With Ja'Sir, he was kind of a late addition. It looked like he was going to Temple, and we needed a defensive back, and his film just popped out when we watched it, and we flew up to New Jersey and spent time with him and had him visit. I think guys like Ja'Sir and Luke and Chap and the other guys up here kind of epitomize our program. A lot of players we take maybe flew a little bit under the radar in terms of recruiting rankings, but they had intangible skills, a work ethic, a love of football, and to me they're as good as a lot of the four and five star guys we play against two or three, four years later. These guys up here with me right now, they can play anywhere in the country. We go after guys that we think that their best years are ahead of them, and there's no question with Ja'Sir, we thought a couple of years in the weight room and he had the right makeup to become an elite corner in the ACC, and almost all these guys up here proved us right.

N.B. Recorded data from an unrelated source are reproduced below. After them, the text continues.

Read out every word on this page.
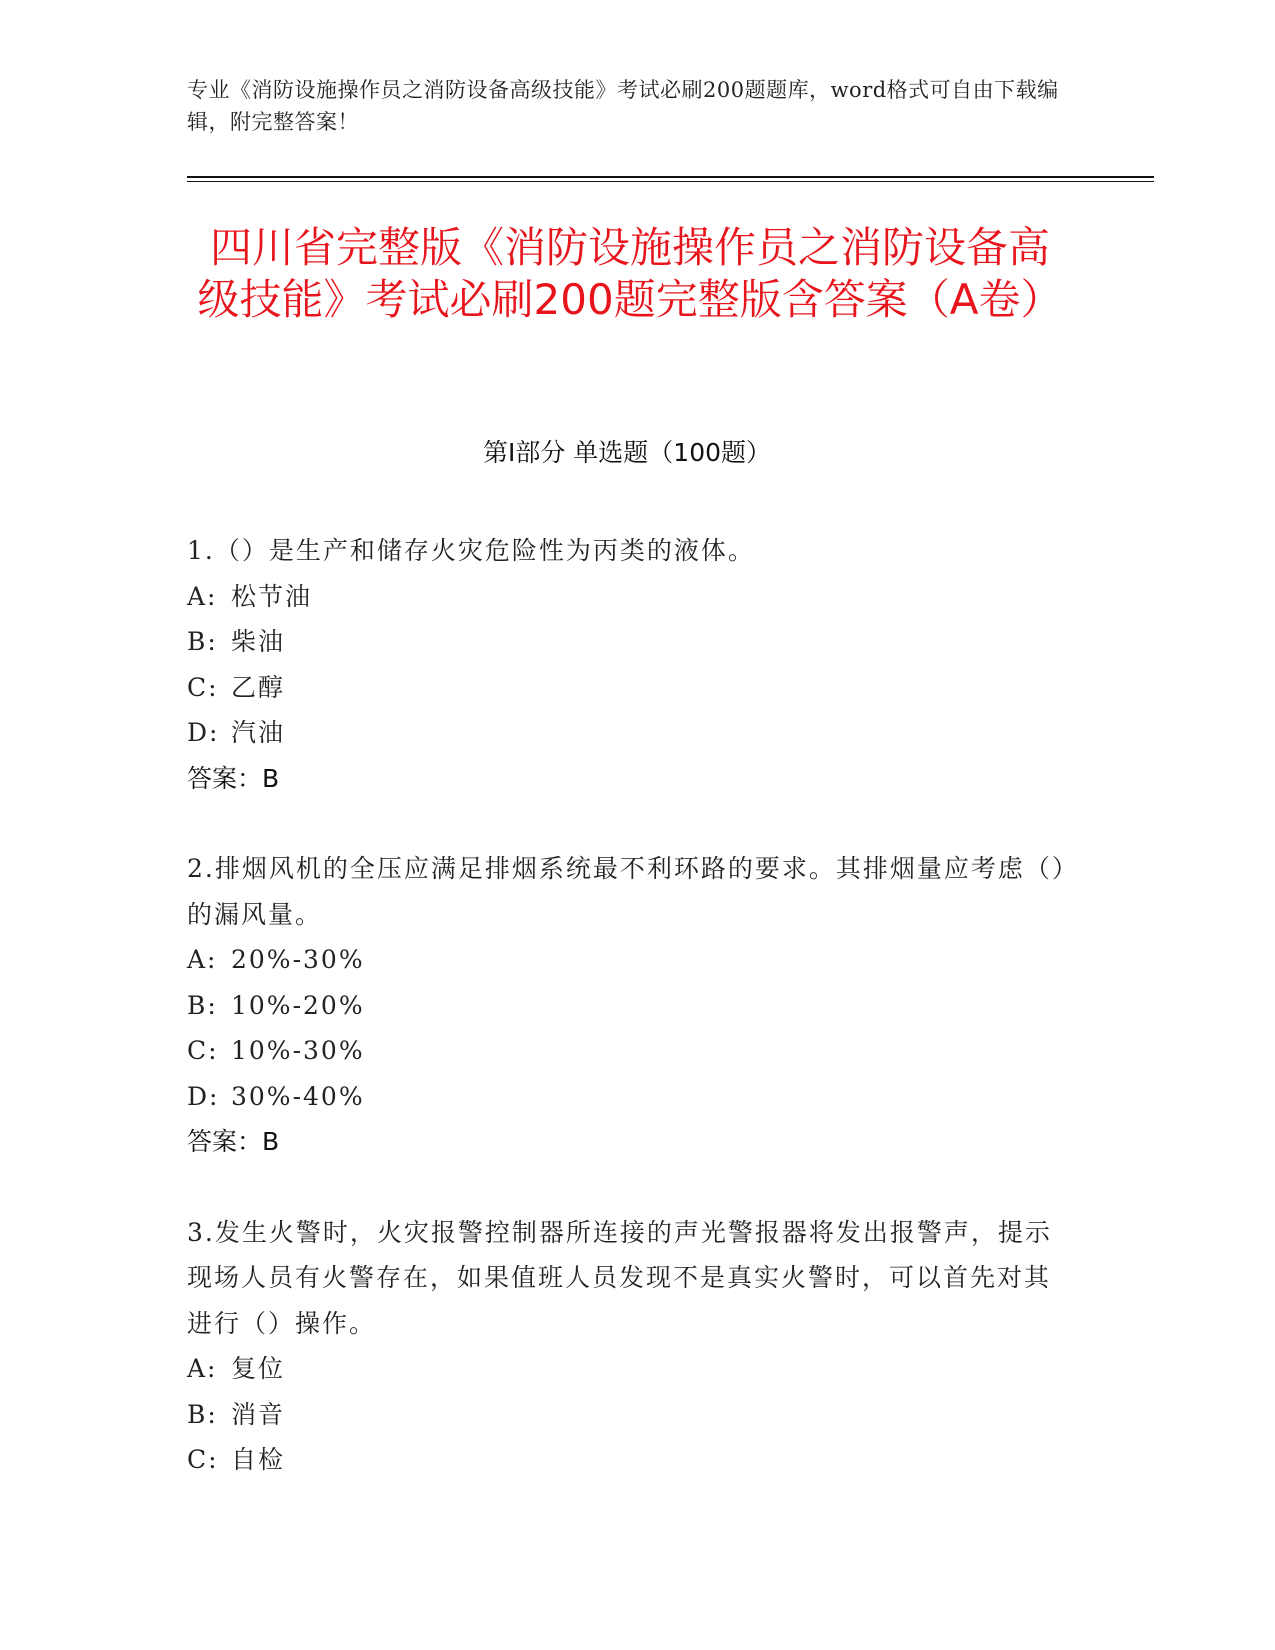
专业《消防设施操作员之消防设备高级技能》考试必刷200题题库，word格式可自由下载编辑，附完整答案！
四川省完整版《消防设施操作员之消防设备高级技能》考试必刷200题完整版含答案（A卷）
第I部分 单选题（100题）
1.（）是生产和储存火灾危险性为丙类的液体。
A: 松节油
B: 柴油
C: 乙醇
D: 汽油
答案：B
2.排烟风机的全压应满足排烟系统最不利环路的要求。其排烟量应考虑（）的漏风量。
A: 20%-30%
B: 10%-20%
C: 10%-30%
D: 30%-40%
答案：B
3.发生火警时，火灾报警控制器所连接的声光警报器将发出报警声，提示现场人员有火警存在，如果值班人员发现不是真实火警时，可以首先对其进行（）操作。
A: 复位
B: 消音
C: 自检
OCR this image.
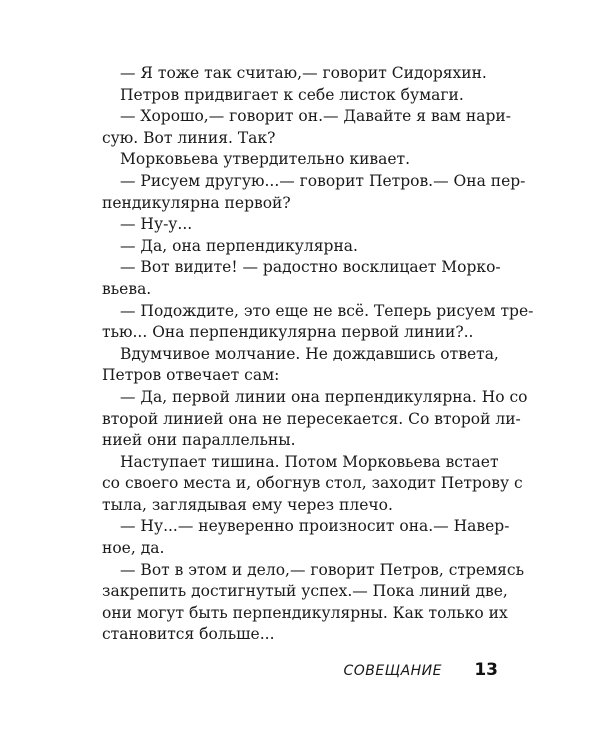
— Я тоже так считаю,— говорит Сидоряхин.
Петров придвигает к себе листок бумаги.
— Хорошо,— говорит он.— Давайте я вам нари-
сую. Вот линия. Так?
Морковьева утвердительно кивает.
— Рисуем другую...— говорит Петров.— Она пер-
пендикулярна первой?
— Ну-у...
— Да, она перпендикулярна.
— Вот видите! — радостно восклицает Морко-
вьева.
— Подождите, это еще не всё. Теперь рисуем тре-
тью... Она перпендикулярна первой линии?..
Вдумчивое молчание. Не дождавшись ответа,
Петров отвечает сам:
— Да, первой линии она перпендикулярна. Но со
второй линией она не пересекается. Со второй ли-
нией они параллельны.
Наступает тишина. Потом Морковьева встает
со своего места и, обогнув стол, заходит Петрову с
тыла, заглядывая ему через плечо.
— Ну...— неуверенно произносит она.— Навер-
ное, да.
— Вот в этом и дело,— говорит Петров, стремясь
закрепить достигнутый успех.— Пока линий две,
они могут быть перпендикулярны. Как только их
становится больше...
СОВЕЩАНИЕ 13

Q. Dave, you touched a bit on recruiting. With the State of Florida, you have Luke up there, himself from the State of Florida. How important is it this game and having this sort of spotlight on Wake Forest going to envision helping recruiting when you are going against Georgia, Florida, Alabama, all these schools?

DAVE CLAWSON: I don't know how many recruits we're going to beat on Alabama because we're in the Gator Bowl, but I think the ten wins, obviously, 11 would make it even more elite. I think there's right now 14 or 15 Power Five schools in the country that have double-digit wins, and we're one of them. The facilities we've built have helped, but this is all you don't go from the bottom to the top. There's a ton of incremental steps that you take to go from noncompetitive to competitive, to average, to above average, to being a great football team, and we don't want to just be a great football team. We want to be a great football program. Great football programs find themselves in this position maybe not every year, but consistently. All of these and getting to a tier one bowl like the Gator Bowl only helps us moving forward with recruits. We had 12 commitments this year, and some of those schools that you talk about, the very, very elite in college football, came in on some of these players late, and if we don't win ten games, don't get to an ACC Championship game, don't get a Gator Bowl bid, maybe they feel that they should go somewhere else and play big-time football. And now they realize, no, Wake Forest is playing big-time football. These guys helped establish that, and now it's our job to keep that momentum going so that "good to great" doesn't become a one-season theme but a program theme.

Q. I have several people texting me asking. I know it's kind of warm in Carolina right now, but, Luke, especially now knowing you're from Florida, are you guys enjoying the Omni? What's the go-to hang-out right now?

LUKE MASTERSON: It's been awesome. We've been lucky to have really good weather too. Sometimes this time of year it's been cold and rainy. We've been lucky to have some sun. We've all been hanging out at the pool a little bit. The hot tub has been a big place to hang out after practice and stuff. Just being out at practice too, feeling the heat, guys getting a little crop-top action on the shirts and just enjoying it.

(Laughing)

Q. How is the hair holding up, Sam?

SAM HARTMAN: I don't know. You tell me.